Article 11 – Le présent Collège est fondé à perpétuité et ne peut être dissout que par la volonté de 90% de ses membres en règle, exprimée par scrutin secret lors d’une assemblée plénière dûment convoquée.

Article 12 – Le Collège possède tous les pouvoirs des corporations ordinaires détenant une charte du Gouvernement du Québec.

Article 13 – Le Collège est administré par le Bureau des gouverneurs composé d’un président, d’un vice-président, d’un secrétaire, d’un trésorier et de trois directeurs. Le mandat du président, du vice-président, du secrétaire, du trésorier et des trois directeurs est de cinq ans.

Article 14 – Le Bureau des gouverneurs est dûment élu en assemblée plénière et a le pouvoir d’établir tout règlement jugé nécessaire à la bonne marche du Collège : notamment en ce qui a trait à la nomination, s’il y a vacance en cours de mandat, à la destitution, à la rémunération et aux devoirs des membres du Bureau des gouverneurs ; à l’établissement, à la composition et aux fonctions de comités créés au sein de l’assemblée des membres ou du Bureau des gouverneurs ; à l’organisation, à la délimitation et à la gestion de sections.
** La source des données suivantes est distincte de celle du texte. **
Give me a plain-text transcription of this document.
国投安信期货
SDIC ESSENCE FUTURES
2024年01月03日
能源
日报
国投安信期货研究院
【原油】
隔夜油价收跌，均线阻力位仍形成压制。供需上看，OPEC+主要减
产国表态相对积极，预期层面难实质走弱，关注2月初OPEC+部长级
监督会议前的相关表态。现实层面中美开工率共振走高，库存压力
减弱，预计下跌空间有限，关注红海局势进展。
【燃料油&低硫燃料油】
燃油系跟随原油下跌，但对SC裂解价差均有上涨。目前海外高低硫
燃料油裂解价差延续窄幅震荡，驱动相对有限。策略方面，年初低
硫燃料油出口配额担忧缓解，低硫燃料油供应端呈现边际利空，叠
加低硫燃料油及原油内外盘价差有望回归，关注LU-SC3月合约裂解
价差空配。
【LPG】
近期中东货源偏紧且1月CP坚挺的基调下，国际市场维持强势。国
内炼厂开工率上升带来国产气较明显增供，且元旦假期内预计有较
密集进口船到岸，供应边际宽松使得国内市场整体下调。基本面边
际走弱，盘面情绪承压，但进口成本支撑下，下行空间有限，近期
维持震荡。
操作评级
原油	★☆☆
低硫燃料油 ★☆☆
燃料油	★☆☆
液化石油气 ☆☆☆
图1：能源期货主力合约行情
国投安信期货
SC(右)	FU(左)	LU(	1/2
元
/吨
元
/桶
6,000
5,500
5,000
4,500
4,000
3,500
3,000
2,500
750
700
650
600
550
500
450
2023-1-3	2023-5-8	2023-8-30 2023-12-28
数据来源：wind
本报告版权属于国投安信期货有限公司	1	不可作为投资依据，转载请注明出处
Article 15 – Le Collège est un organisme sans but lucratif et ne détient aucun capital-action.

Règlements

Article 1 – Par son adhésion au Collège ainsi que par sa signature du Serment naturopathique, tout membre s’engage à agir constamment en conformité avec la Charte, la Constitution, les Règlements, le Code de déontologie et les Directives dudit Collège, et à en promouvoir les intérêts.

Article 2 – Tout membre doit payer au Collège la cotisation annuelle dont le montant est fixé par le Bureau des gouverneurs. Cette dernière doit être acquittée au plus tard le 31 décembre précédant l’année de cotisation. Aucun membre du Collège ne pourra voter ou détenir une fonction avant d’avoir acquitté sa cotisation.

Article 3 – Devient membre de plein droit du Collège toute personne à qui une institution d’enseignement naturopathique reconnue par le Collège aura délivré un diplôme en naturopathie, qui aura réussi les examens d’entrée au Collège déterminés par le Bureau des gouverneurs, et qui aura acquitté ses frais d’adhésion et de cotisation annuelle. Le Certificat d’enregistrement du Collège est alors émis au membre qui devra le retourner au Collège s’il cesse d’en être membre en règle. Le fait de ne pas retourner le certificat constitue une usurpation à l’appartenance au Collège et cette situation est considérée comme étant l’équivalence d’une radiation.

Article 4 – Selon les circonstances, le naturopathe pourra exercer d’autres fonctions reliées à la naturopathie, notamment la direction ou l’administration de sociétés et d’institutions naturopathiques.

Comme tout citoyen, il pourra aussi exercer des fonctions de représentation au niveau des divers gouvernements du pays, sans perdre ses privilèges de membre.

Le Bureau des gouverneurs jugera si les occupations ou fonctions privées ou publiques du naturopathe sont compatibles avec l’exercice de la profession naturopathique.

Article 5 – Après l’obtention d’une qualification adéquate, et par décision du Bureau des gouverneurs, un naturopathe pourra se spécialiser et employer un titre de spécialiste autorisé. De même, un naturopathe pourra être membre d’une ou de plusieurs associations professionnelles de santé, pour autant que la pratique de cette ou de ces professions ne soit pas incompatible avec la philosophie et les principes de base de la naturopathie.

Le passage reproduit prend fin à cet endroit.